For men — at least my man — the necessity of a locked-in pricey hair appointment every four weeks is a gray area; not the foggiest notion why a vacation should be scheduled around the hair salon.
Women, on the other hand, see this issue as black — and never white. We’re as nervous about exposing our roots as a near brush with death.
Quite honestly, it’s all about perception. Men who are gray look distinguished. Women look — ugh — old.
So that’s the reason this grey mare — and a lot of others in the herd — wants to be what she used to be, even if restoration is costly. And to semi-quote a familiar hair color advertisement, “We’re worth it!”
With a mane of brown, red or blond, you can forget a birthday or lock your keys in the car and the world smiles.
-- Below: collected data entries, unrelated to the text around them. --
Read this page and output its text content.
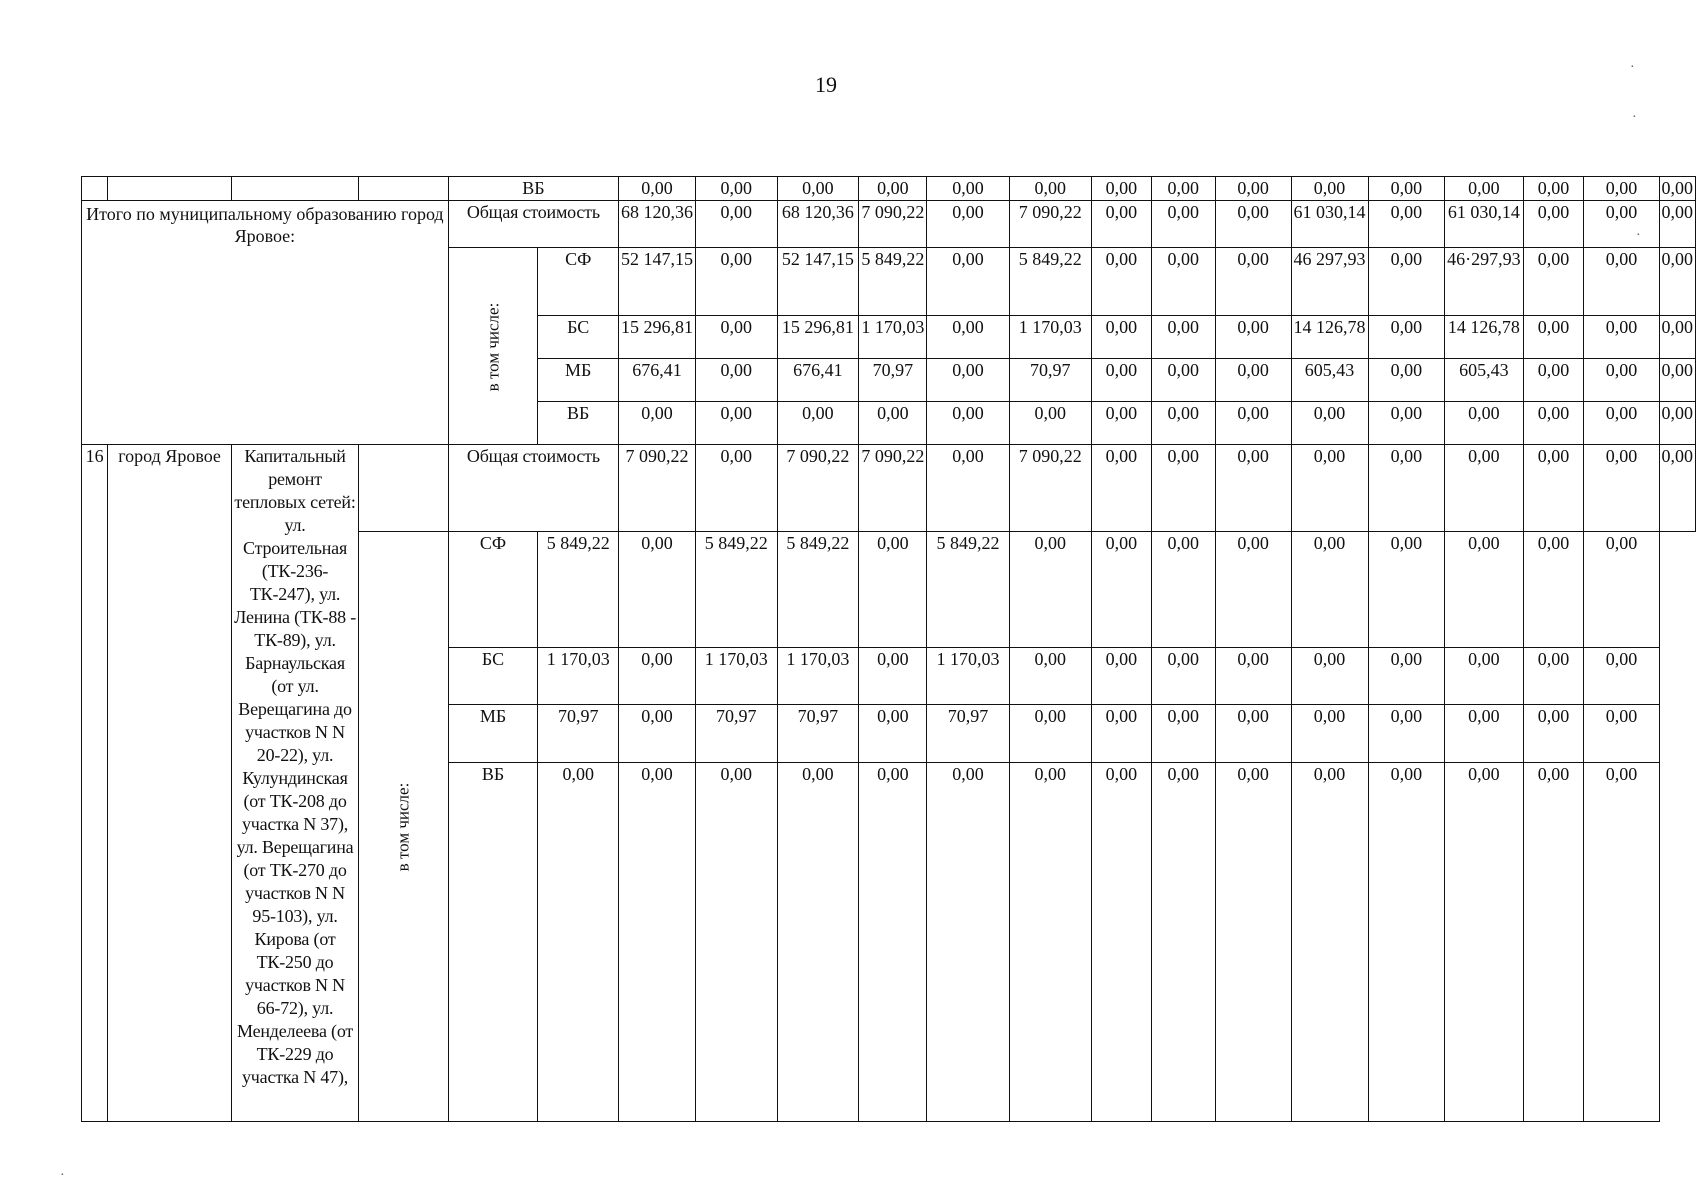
19
				ВБ		0,00	0,00	0,00	0,00	0,00	0,00	0,00	0,00	0,00	0,00	0,00	0,00	0,00	0,00	0,00
Итого по муниципальному образованию город Яровое:				Общая стоимость		68 120,36	0,00	68 120,36	7 090,22	0,00	7 090,22	0,00	0,00	0,00	61 030,14	0,00	61 030,14	0,00	0,00	0,00
				в том числе:	СФ	52 147,15	0,00	52 147,15	5 849,22	0,00	5 849,22	0,00	0,00	0,00	46 297,93	0,00	46·297,93	0,00	0,00	0,00
					БС	15 296,81	0,00	15 296,81	1 170,03	0,00	1 170,03	0,00	0,00	0,00	14 126,78	0,00	14 126,78	0,00	0,00	0,00
					МБ	676,41	0,00	676,41	70,97	0,00	70,97	0,00	0,00	0,00	605,43	0,00	605,43	0,00	0,00	0,00
					ВБ	0,00	0,00	0,00	0,00	0,00	0,00	0,00	0,00	0,00	0,00	0,00	0,00	0,00	0,00	0,00
16	город Яровое	Капитальный ремонт тепловых сетей: ул. Строительная (ТК-236-ТК-247), ул. Ленина (ТК-88 - ТК-89), ул. Барнаульская (от ул. Верещагина до участков N N 20-22), ул. Кулундинская (от ТК-208 до участка N 37), ул. Верещагина (от ТК-270 до участков N N 95-103), ул. Кирова (от ТК-250 до участков N N 66-72), ул. Менделеева (от ТК-229 до участка N 47),		Общая стоимость		7 090,22	0,00	7 090,22	7 090,22	0,00	7 090,22	0,00	0,00	0,00	0,00	0,00	0,00	0,00	0,00	0,00
			в том числе:	СФ	5 849,22	0,00	5 849,22	5 849,22	0,00	5 849,22	0,00	0,00	0,00	0,00	0,00	0,00	0,00	0,00	0,00	
				БС	1 170,03	0,00	1 170,03	1 170,03	0,00	1 170,03	0,00	0,00	0,00	0,00	0,00	0,00	0,00	0,00	0,00	
				МБ	70,97	0,00	70,97	70,97	0,00	70,97	0,00	0,00	0,00	0,00	0,00	0,00	0,00	0,00	0,00	
				ВБ	0,00	0,00	0,00	0,00	0,00	0,00	0,00	0,00	0,00	0,00	0,00	0,00	0,00	0,00	0,00	
·
·
·
·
Future employers do, too.
I’m living proof.
When public television called me a couple of years after retirement to host the regional program In Steppe, you can bet my last dime I was thankful I hadn’t missed a date with the “hair doctor” — one who wielded a big paint brush. Sure, they knew there must be some silver wisps hidden beneath the darker shades, but the big picture shouted experience.
Surprisingly, that look hasn’t always been “to dye for.”
There was an era when only cheap girls tinted their hair. But Clairol brought it into vogue for baby boomers with a variety of cool slogans, one that women remember to this day:
“I’m not getting older. I’m getting better.”
The company wisely knew not to add, “And more expensive, too.”